Michelle Gardner of NextEra Energy Resources presented proposed replacement energy reserve (RER) and generation contingency reserve (GCR) products, saying the core design was complete, but the company was still open to feedback.

“The real value in our mind is that this product is creating price signals in the real-time market, because it’s when we’re deploying SOR [strategic operating reserves] and using SOR that we then create a shortage, and that’s when we start to see higher prices translated in the real-time market,” Gardner said.

“Because we are re-optimizing in the real-time market and deploying SOR if needed to meet that higher value energy and operating reserve … that’s where we see the value in the pricing, because it is showing when those resources are needed,” she said.

Rebecca Hunter presented Calpine’s forward enhanced reserves market (FERM) proposal, which she said would properly value existing fuel-secure resources in the region and provide a forward price signal that incentivizes fuel supply arrangements or investments.

NEPOOL

NextEra Energy proposed creating a strategic operating reserve (SOR) demand curve, which it said would address lumpiness issues and create a strong price signal. | NextEra Energy

FERM would procure fuel-secure megawatt-hours from Dec. 1 through March 15, three years prior to the obligation year, which “aligns it with the capacity market and the decision for when a resource would be leaving the market,” Hunter said.

The RTO would then need to procure a set amount of firm supply to back up the loss of that resource, she said.

There would be two auctions under the proposal: the first one year prior to the obligation start, and the second after the contract verification period of Oct. 1 in the prompt delivery year.

“So, there’s also an auction one year prior, recognizing the fact that the risk might have actually decreased for an uncleared FERM resource, and they’re now eligible to try and take on that [capacity supply] obligation,” Hunter said.

FERM would procure a diverse pool of megawatt-hours and tie the obligation to offering the stored energy under Operating Procedure 21 (subject to penalty), which is activated when the RTO declares an energy emergency event.

Hunter said that FERM tries to bridge a gap in today’s existing products by providing the RTO’s operations group with appropriate in-market tools to manage the grid reliably around forecasted fuel system constraints.

Jeffrey Bentz, New England States Committee on Electricity (NESCOE) director of analysis, reiterated the group’s doubts about the RTO trying to do “too much, too fast” on the fuel security issue.

One issue for NESCOE is that an option will get exercised at times when energy security is not an issue, which they say creates option risk for providers.

A potential solution, but not a NESCOE position at this time, would be to increase the strike price by 20%. “We think at this 20% level, there’s really minor, if any, decrease in incentive for resources to invest if they get the option,” Bentz said.

A higher strike price would shrink the option close-out value, and because offers reflect this settlement, a higher strike price would reduce offer prices and clearing prices.
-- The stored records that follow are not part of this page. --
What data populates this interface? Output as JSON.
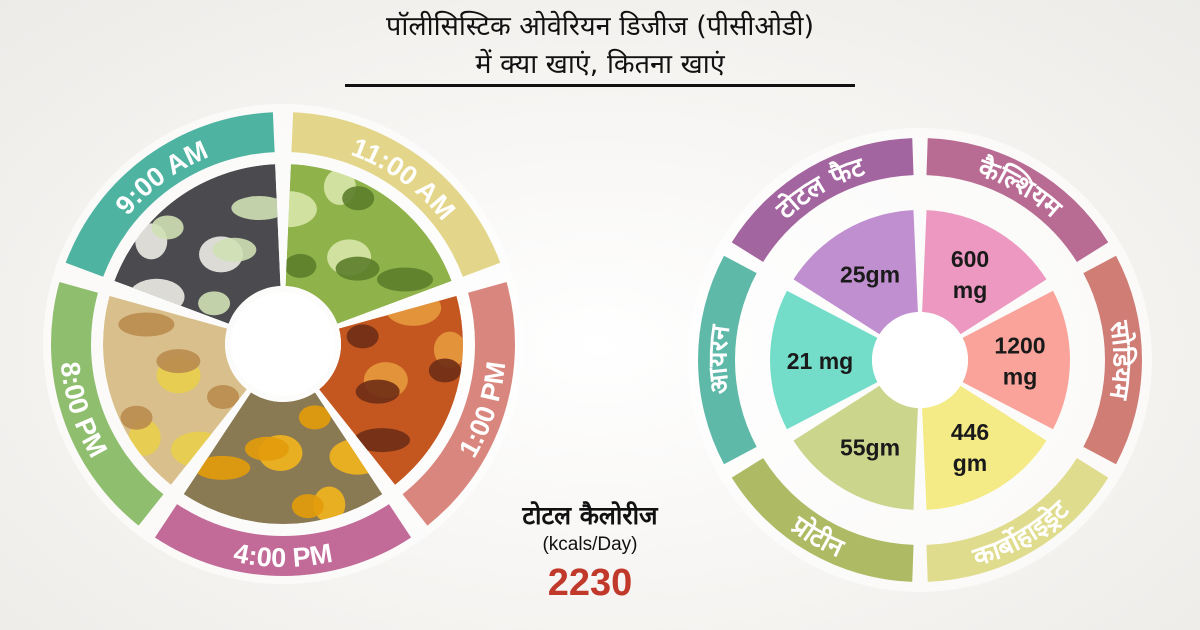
{
  "header": {
    "title_line1": "पॉलीसिस्टिक ओवेरियन डिजीज (पीसीओडी)",
    "title_line2": "में क्या खाएं, कितना खाएं"
  },
  "meal_schedule": {
    "times": [
      "9:00 AM",
      "11:00 AM",
      "1:00 PM",
      "4:00 PM",
      "8:00 PM"
    ],
    "colors": [
      "#4fb3a2",
      "#e3d68a",
      "#d9877e",
      "#c26b98",
      "#8fbf6e"
    ],
    "food_images": [
      "idli-coconut-chutney",
      "sprouted-moong",
      "fish-curry",
      "jackfruit",
      "roti-poha"
    ]
  },
  "totals": {
    "label": "टोटल कैलोरीज",
    "unit": "(kcals/Day)",
    "value": "2230"
  },
  "nutrients": {
    "labels": [
      "टोटल फैट",
      "कैल्शियम",
      "सोडियम",
      "कार्बोहाइड्रेट",
      "प्रोटीन",
      "आयरन"
    ],
    "amount_lines": [
      [
        "25gm"
      ],
      [
        "600",
        "mg"
      ],
      [
        "1200",
        "mg"
      ],
      [
        "446",
        "gm"
      ],
      [
        "55gm"
      ],
      [
        "21 mg"
      ]
    ],
    "ring_colors": [
      "#a3659f",
      "#b96c93",
      "#d07d76",
      "#e0dc8e",
      "#aebb64",
      "#5fb9a9"
    ],
    "inner_colors": [
      "#c08fd0",
      "#ec98c0",
      "#f9a39a",
      "#f4ea86",
      "#cbd58c",
      "#73ddc9"
    ]
  }
}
Furthermore, it would reduce the number of market participants whose marginal cost is greater than the strike price, which may make participation somewhat more attractive to these market participants, NESCOE said.

End Notes

The RTO’s director of NEPOOL relations, Allison DiGrande, and its assistant general counsel, Christopher Hamlen, repeated a presentation on proposed Tariff changes to clarify that a resource retained for fuel security will only be retained until the end of the fuel security need, and no longer than the two-year period allowed by FERC. (See “Time Limit on Fuel-security Resources,” NEPOOL Markets Committee Briefs: July 30, 2019.)

The MC will vote on the issue at its Sept. 3-4 meeting.

In addition, the committee referred a request to add search and sort functionality to public reports produced in the Generation Information System (GIS) to the GIS Operating Rules Working Group.